Schenectady schools lauded for arts programs

The Schenectady School District has made an art out of picking up awards.

The Schenectady School District has made an art out of picking up awards.

Most recently, the district has won a national award for its commitment to arts education. The city’s schools were singled out by the Kennedy Center Education Network and the National School Boards Association for providing arts education in visual arts, music, theater and dance.

Schenectady Board of Education President Jeff Janiszewski and board member Lisa Russo received the 20th annual award and a $10,000 prize at the School Board Association’s annual conference Monday in Orlando, Fla.

In November, the district had won a statewide award from the Alliance for Arts and Education and the New York State School Board Association. This put the district in the running for the national award.

Janiszewski said the award represents decades of efforts by school board members, administrators, teachers and taxpayers, all who understood the importance of the arts.

“We believe that involvement in the arts at the early stages actually builds intellectual capability,” he said.

“Our students are not just performing, they’re creating product and therefore, obviously, stretching their intellect,” he said. “Those are some of the things that make us the best in the nation.”

He said the judges were also impressed by the amount of community collaboration, including residencies, field trips and professional development programs. One example of a partnership is with Proctors, Janiszewski said. “That’s another thing we want to broaden and expand.”

Darrell Ayers, vice president for education for the John F. Kennedy Center for the Performing Arts, said he was impressed that Schenectady makes sure that every child has arts education throughout his or her academic career. In some districts, students will have arts education one year but not the next.

“We wouldn’t teach math that way yet a lot of school districts deny children exposure to the arts,” he said.

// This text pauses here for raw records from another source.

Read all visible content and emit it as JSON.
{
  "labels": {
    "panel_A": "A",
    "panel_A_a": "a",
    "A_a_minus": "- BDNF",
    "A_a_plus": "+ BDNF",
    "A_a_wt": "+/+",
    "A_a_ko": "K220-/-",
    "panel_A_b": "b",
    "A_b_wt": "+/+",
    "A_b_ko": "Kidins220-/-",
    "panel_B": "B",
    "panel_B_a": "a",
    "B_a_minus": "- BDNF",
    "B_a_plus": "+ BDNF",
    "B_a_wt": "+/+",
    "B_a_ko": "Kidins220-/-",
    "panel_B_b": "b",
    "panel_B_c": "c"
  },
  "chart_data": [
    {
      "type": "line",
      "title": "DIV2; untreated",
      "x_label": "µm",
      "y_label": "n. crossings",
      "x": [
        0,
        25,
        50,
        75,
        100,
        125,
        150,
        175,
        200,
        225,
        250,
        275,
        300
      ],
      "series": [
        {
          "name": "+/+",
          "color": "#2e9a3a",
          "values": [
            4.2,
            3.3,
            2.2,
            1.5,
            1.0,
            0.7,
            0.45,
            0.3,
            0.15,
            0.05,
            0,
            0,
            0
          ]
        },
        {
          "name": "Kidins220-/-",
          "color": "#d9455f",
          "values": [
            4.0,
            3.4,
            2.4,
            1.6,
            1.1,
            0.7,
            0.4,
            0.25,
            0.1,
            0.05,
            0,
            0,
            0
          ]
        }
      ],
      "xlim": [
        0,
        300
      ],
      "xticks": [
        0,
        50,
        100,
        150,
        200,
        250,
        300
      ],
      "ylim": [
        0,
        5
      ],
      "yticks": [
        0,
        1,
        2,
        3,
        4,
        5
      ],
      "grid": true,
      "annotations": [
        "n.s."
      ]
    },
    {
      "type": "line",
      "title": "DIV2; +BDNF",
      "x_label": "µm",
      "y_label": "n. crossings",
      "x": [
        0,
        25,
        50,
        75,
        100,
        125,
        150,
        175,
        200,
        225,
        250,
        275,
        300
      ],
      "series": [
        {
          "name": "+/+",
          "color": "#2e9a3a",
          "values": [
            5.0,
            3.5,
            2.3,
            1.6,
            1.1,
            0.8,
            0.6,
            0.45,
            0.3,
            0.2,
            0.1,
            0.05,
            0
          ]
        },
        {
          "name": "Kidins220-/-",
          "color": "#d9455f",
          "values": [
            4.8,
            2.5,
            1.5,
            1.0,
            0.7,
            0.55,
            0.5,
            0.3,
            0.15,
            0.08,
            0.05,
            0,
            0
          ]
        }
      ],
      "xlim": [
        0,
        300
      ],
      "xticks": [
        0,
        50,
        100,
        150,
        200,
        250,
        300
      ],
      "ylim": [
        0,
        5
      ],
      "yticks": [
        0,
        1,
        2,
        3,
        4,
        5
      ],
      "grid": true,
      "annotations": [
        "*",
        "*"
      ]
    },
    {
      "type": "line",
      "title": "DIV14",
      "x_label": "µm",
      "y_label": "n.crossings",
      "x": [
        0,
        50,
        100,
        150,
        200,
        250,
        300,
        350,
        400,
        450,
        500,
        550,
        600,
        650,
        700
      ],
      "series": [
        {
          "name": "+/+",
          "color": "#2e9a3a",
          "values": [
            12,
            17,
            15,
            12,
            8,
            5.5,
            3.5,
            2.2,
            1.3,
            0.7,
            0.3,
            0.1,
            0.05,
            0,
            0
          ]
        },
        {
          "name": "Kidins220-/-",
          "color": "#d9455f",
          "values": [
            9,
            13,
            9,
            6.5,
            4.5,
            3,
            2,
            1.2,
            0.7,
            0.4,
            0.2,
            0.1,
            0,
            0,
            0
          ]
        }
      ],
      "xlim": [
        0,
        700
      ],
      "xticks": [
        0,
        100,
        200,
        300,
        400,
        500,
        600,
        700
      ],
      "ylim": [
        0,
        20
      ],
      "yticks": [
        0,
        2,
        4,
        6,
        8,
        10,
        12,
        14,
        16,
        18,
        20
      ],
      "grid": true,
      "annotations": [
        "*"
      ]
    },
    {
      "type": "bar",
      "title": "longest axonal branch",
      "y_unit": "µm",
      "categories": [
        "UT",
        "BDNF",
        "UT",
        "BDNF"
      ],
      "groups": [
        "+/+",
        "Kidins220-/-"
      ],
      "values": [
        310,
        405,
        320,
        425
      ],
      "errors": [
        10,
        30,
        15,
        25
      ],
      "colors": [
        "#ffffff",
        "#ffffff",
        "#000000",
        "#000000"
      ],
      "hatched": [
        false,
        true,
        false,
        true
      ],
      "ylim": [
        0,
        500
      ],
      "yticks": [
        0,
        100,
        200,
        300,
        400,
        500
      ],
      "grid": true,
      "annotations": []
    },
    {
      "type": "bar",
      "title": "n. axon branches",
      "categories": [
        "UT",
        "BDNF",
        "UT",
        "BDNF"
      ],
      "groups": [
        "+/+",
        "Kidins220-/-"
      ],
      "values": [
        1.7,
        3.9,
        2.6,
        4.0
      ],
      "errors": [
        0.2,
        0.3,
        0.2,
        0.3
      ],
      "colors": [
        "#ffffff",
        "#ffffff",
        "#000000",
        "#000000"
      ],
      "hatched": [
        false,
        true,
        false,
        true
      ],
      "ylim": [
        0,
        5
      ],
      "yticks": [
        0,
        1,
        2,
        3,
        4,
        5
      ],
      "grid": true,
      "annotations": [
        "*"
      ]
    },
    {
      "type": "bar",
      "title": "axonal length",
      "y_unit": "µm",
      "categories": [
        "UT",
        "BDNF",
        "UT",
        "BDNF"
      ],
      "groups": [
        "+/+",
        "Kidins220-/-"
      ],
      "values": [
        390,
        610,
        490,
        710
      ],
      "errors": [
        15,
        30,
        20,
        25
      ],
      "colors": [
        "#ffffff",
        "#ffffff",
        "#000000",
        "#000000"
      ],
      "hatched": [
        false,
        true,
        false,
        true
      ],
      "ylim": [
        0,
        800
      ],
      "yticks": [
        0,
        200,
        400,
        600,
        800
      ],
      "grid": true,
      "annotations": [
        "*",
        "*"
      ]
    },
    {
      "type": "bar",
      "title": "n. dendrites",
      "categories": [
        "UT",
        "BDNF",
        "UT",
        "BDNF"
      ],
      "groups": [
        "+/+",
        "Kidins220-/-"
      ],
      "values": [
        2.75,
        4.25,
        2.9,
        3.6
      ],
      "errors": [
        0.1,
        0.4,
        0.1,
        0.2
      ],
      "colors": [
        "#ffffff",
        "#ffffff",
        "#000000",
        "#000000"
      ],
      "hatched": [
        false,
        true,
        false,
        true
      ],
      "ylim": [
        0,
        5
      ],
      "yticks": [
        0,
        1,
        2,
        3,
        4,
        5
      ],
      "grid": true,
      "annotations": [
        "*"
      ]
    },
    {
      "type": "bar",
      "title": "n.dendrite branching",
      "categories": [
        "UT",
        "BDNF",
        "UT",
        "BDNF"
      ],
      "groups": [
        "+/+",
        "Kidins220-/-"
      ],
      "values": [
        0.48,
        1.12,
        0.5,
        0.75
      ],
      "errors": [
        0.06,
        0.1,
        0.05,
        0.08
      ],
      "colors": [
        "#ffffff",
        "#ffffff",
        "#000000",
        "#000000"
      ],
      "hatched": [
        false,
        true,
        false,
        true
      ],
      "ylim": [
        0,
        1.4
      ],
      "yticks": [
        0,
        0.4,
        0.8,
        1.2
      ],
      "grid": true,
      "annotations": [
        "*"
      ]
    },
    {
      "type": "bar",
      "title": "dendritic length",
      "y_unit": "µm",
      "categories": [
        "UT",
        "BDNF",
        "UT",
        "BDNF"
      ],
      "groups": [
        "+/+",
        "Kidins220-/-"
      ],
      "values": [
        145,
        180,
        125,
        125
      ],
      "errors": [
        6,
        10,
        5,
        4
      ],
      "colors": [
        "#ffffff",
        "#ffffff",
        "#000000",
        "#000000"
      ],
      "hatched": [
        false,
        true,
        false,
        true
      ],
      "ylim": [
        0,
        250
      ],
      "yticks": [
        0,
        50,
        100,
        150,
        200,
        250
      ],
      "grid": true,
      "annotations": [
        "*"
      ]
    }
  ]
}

Another factor in Schenectady’s favor is it devotes about 5 percent of the instructional budget to arts education and allows students to focus on the four disciplines.

One of the features is the John Sayles School of Fine Arts, which is a 42,000-square-foot wing at the high school. It has the Blue Roses Theatre Company, which has performed more than 40 shows. They offer dance programs including jazz, tap, ballet and Afro-Brazilian. It also offers Advanced Placement and International Baccalaureate courses including Studio in Art and drawing.

Ayers said every year between 10 and 12 school districts vie for the national award. Districts must submit a lengthy report documenting programs and the involvement from the parents and community at large. Since 1989, the award has recognized 39 school boards in 24 states.

Fine arts Coordinator Nancy Lussier and John Sayles School of Fine Arts House Principal Peg Normandin also attended the award ceremony in Orlando.

Superintendent Eric Ely called the Kennedy Center award a real honor, and noted the district is looking at expanding its current concept of a kindergarten through sixth-grade magnet school for the arts to kindergarten through eighth grade.